With growing interest in the relationship between socially responsible actions and business performance, I set out to investigate whether socially responsible firms indeed performed better. To assess social responsibility, I examined employee well-being using the “100 Best Companies to Work For” list published by Fortune Magazine. Analyzing data from this list from 1984 onward, I aimed to determine the relationship between employee well-being and future stock returns.

After controlling for various factors like industry, firm size, and past performance, I discovered that these best companies delivered stock returns that surpassed their peers by 2-3% per year over a lengthy 26-year period. This finding reveals that companies that prioritize employee welfare tend to outperform others financially.

The Costco Model: An Exemplary Case

Let’s consider Costco, an American supermarket chain that exemplifies the benefits of prioritizing employee well-being.

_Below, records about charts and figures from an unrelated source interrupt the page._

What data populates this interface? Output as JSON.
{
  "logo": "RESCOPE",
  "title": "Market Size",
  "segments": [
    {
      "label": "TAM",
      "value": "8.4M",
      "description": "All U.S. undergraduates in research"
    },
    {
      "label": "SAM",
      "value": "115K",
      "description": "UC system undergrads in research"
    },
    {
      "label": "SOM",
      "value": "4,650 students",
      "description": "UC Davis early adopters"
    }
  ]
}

Costco pays its employees nearly double the national average and provides extensive healthcare benefits. Despite an analyst’s comment that this approach could harm shareholder returns, Costco’s management believes that by paying better wages and fostering a positive environment, they can attract and retain efficient workers.

Like Marks, Costco’s approach reflects a commitment to its employees without sacrificing profitability: profits exceeded $2 billion in each of the past two years, even while choosing to close on Thanksgiving to allow workers time with their families.

Long-Term Value over Short-Term Gains

The findings from my research not only inform management practices but also affect investment strategies. Many investors believe that ethical investing necessitates sacrificing returns, but the data indicates otherwise. The Parnassus Endeavor Fund, for example, employs a strategy focused on employee well-being and has outperformed the market by 4% annually since its inception.

Investors often look at easily measurable financial metrics but should be aware of the qualitative aspects that contribute to a company’s long-term value. Corporate culture, customer loyalty, and innovative capability are among the crucial factors that financial statements may overlook.

The Future of Ethical Investment

As the market continues to favor short-term gains, it remains vital to consider long-term outcomes. Investing in companies dedicated to employee well-being may initially appear costly but yields greater benefits over time. Iconic firms like Unilever have shifted their focus to long-term sustainability, which has led to consistent dividend growth every year since 1967.

The resounding answer to the question of a business's existence is nuanced: it is both to earn profits and to serve a purpose. Businesses can achieve long-term profit by pursuing purposeful goals, ultimately leading to healthier partnerships with all stakeholders involved.

Conclusion: The Interconnectedness of Purpose and Profit

In conclusion, businesses exist not in a vacuum but rather in an intricate web that binds profit motives with social responsibility. By fostering a corporate culture that values employee welfare and societal contributions, organizations can unlock pathways to sustained profitability, demonstrating that purpose and profit go hand in hand.